Anyway, I'm not that savy with probability/statistics in the first place, so I thought I would ask you brilliant people: how would you most intelligently try to take a stab at this estimation?

  • 0
    The trouble with a log normal distribution is that it would place the mean greater than the median, which is not an accurate model. The converse will be true because the store will have a few expensive items, which are likely to be bigger than the cheaper items and stored in lower quantities.2017-02-08

6 Answers 6

2

Your question is what's known as a Fermi Problem: a question about estimating a large or unwieldy number, such that answering the question calls for some rough estimates and back of the envelope calculations. I think that your attempt, and dxiv's and Producer of BS's responses are all pretty good (although theirs' would require more leg-work than yours. I'll give this a shot too, and I'll go with an approach similar to yours:

I want to pick a single number to be the average value of all the prices in the store. Now if the actual values of the prices follow Benford's Law as Joce suggests, then we could pick the mean of a random variable obeying Benford's law, which is $3.44$. But this only cleanly works if you're considering items priced between \$1.00 and \$9.99. There are items priced lower and higher than that. I'm willing to ignore the lower priced items because they won't matter as much, but there are enough items with price greater than \$10, like meats, kitchen utensils, and saffron, that I don't want to ignore those. So for the sake of not thinking too much harder about this, let's just bump that \$3.44 estimate up to \$4 even to account of the expensive items. In the end, this tiny estimate won't matter much anyways in comparison to the other estimates that have to be made.

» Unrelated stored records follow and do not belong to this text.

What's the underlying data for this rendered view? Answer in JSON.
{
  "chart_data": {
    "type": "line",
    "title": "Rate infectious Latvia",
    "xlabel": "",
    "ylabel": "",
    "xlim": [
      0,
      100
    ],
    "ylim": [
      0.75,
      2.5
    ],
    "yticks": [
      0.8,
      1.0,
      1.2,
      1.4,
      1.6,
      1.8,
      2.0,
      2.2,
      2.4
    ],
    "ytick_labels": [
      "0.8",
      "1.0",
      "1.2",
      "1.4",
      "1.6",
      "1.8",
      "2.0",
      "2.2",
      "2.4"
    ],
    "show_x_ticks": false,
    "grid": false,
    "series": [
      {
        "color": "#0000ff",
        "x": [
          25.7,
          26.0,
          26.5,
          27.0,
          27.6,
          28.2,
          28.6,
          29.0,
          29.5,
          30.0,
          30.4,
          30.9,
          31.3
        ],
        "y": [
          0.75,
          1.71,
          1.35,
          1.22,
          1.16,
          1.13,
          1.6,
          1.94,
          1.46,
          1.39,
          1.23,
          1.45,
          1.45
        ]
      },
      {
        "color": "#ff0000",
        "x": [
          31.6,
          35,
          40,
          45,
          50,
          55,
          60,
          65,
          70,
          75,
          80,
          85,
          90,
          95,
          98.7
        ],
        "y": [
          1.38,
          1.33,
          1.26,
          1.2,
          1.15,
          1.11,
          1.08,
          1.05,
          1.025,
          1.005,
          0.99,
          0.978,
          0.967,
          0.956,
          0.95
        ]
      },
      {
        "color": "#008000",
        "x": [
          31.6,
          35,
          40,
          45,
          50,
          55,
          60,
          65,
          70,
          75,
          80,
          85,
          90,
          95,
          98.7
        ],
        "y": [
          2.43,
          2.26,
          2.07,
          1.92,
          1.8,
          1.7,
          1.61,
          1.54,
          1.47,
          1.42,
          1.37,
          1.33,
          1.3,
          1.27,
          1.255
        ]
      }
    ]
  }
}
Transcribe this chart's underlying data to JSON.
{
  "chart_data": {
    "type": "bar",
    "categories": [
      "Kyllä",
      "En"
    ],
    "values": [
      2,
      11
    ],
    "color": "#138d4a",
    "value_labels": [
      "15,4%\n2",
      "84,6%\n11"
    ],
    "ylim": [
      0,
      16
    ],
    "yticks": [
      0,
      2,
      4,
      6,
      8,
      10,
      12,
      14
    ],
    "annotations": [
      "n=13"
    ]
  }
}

I want to say there are twenty rows in a typical store. There are really closer to fifteen, but you've got to account for those outer areas that aren't rows, like the butcher counter and bakery and produce and floral too.

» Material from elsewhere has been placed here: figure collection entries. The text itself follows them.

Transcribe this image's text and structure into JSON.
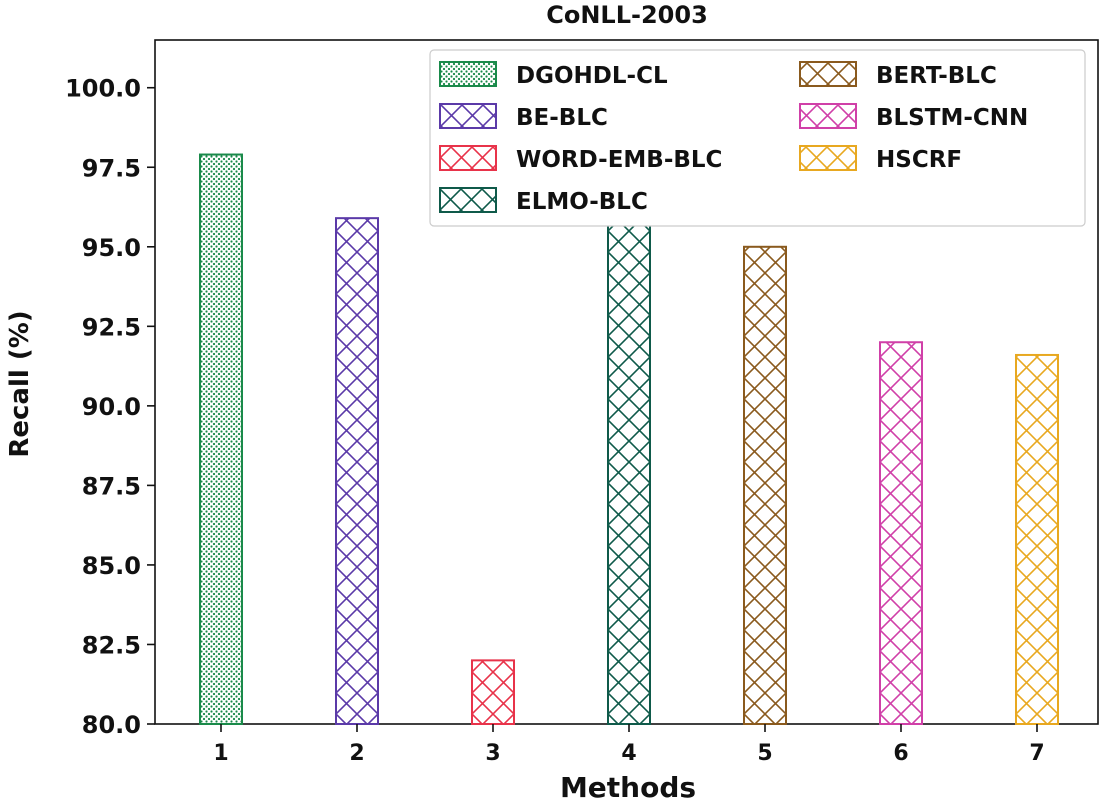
{
  "chart_data": {
    "type": "bar",
    "title": "CoNLL-2003",
    "xlabel": "Methods",
    "ylabel": "Recall (%)",
    "ylim": [
      80.0,
      101.5
    ],
    "yticks": [
      "80.0",
      "82.5",
      "85.0",
      "87.5",
      "90.0",
      "92.5",
      "95.0",
      "97.5",
      "100.0"
    ],
    "categories": [
      "1",
      "2",
      "3",
      "4",
      "5",
      "6",
      "7"
    ],
    "series": [
      {
        "name": "DGOHDL-CL",
        "x": "1",
        "value": 97.9,
        "color": "#1a8a4a",
        "hatch": "dots"
      },
      {
        "name": "BE-BLC",
        "x": "2",
        "value": 95.9,
        "color": "#5b3aa8",
        "hatch": "cross"
      },
      {
        "name": "WORD-EMB-BLC",
        "x": "3",
        "value": 82.0,
        "color": "#e8334a",
        "hatch": "cross"
      },
      {
        "name": "ELMO-BLC",
        "x": "4",
        "value": 95.7,
        "color": "#0f5a4a",
        "hatch": "cross"
      },
      {
        "name": "BERT-BLC",
        "x": "5",
        "value": 95.0,
        "color": "#8a5a1e",
        "hatch": "cross"
      },
      {
        "name": "BLSTM-CNN",
        "x": "6",
        "value": 92.0,
        "color": "#d040a8",
        "hatch": "cross"
      },
      {
        "name": "HSCRF",
        "x": "7",
        "value": 91.6,
        "color": "#e8a820",
        "hatch": "cross"
      }
    ],
    "legend": {
      "placement": "top-right",
      "columns": [
        [
          "DGOHDL-CL",
          "BE-BLC",
          "WORD-EMB-BLC",
          "ELMO-BLC"
        ],
        [
          "BERT-BLC",
          "BLSTM-CNN",
          "HSCRF"
        ]
      ]
    },
    "grid": false
  }
}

Now I want to break down the number of items in each row more precisely. Each row (besides maybe the outer two) has two sides, is about 70 feet long, has an average of 10 shelves, and each shelf is about 2 feet deep. Now we just need an estimate for the number of items on the typical square-foot of a single shelf. Thinking about Benford's Law again, and assuming that most products come in packages that have a roughly square base, I'd estimate there to be $3.44^2$ items per square-foot of shelf. Multiplying all of these we get that there are about

$$2 \times 70 \times 10 \times 2 \times 3.44^2 \approx 33,\!134 $$

items per row. Then we calculate the total price to be

$$\begin{align} \mathrm{TotalPrice} &= \mathrm{AverageItemPrice}\times \mathrm{NumberOfRows}\times \mathrm{ItemsPerRow} \\ &= \$ 4\times 20\times 33,\!134 \\ &= \$ 2,\!650,\!720 \end{align} $$

1

Fill a cart with random items, and check its price. Then eyeball the total shelf room and guesstimate the number of carts required to haul everything. Multiply the two.

1

Take a look at the end of the day at the proportion empty the shelves are before they start restocking. This will enable you to work out the proportion of a full shop's stock which is sold each day. Then look up the store's turnover in their accounts, and divide that by 365.

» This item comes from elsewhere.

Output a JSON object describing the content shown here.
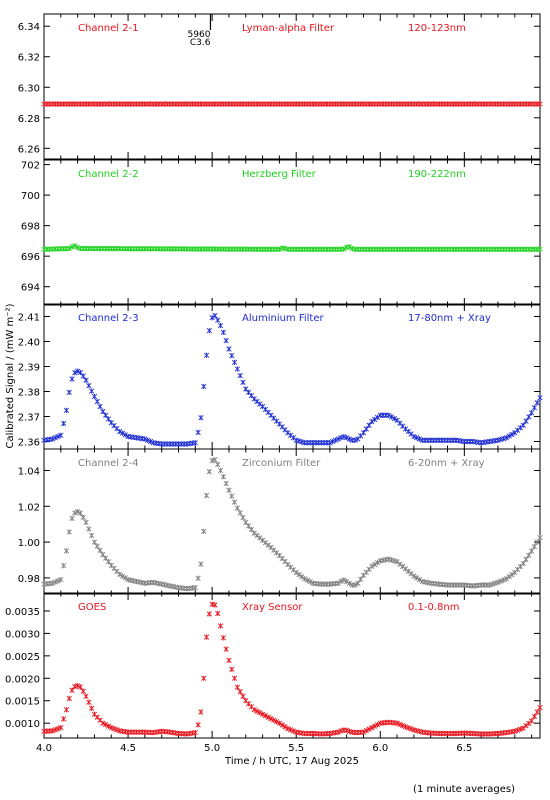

The ratio of these two numbers gives you the exact total value of stock within a fully stocked shop, provided that the average time of any given product on the shelf is independent of its volume/price ratio.

1

As you note,

there is a vast range of difference prices for items, and vast ranges of items per row

Indeed, most of the distributions we encounter in daily life are not uniform distributions over an interval. It is from this observation that Benford's law has been developed.

So to model the prices, and possibly also the size of the items on the shelves, I think you should use e.g. a log uniform law, which obeys Benford's law.

0

Get the latest financial statement from the company that owns the store. The total value of inventory (as of a certain date) should be listed. Divide by the number of stores owned.

-2

Enter the grocery shop and say "I want everything.". The answer is the price they ask you to pay.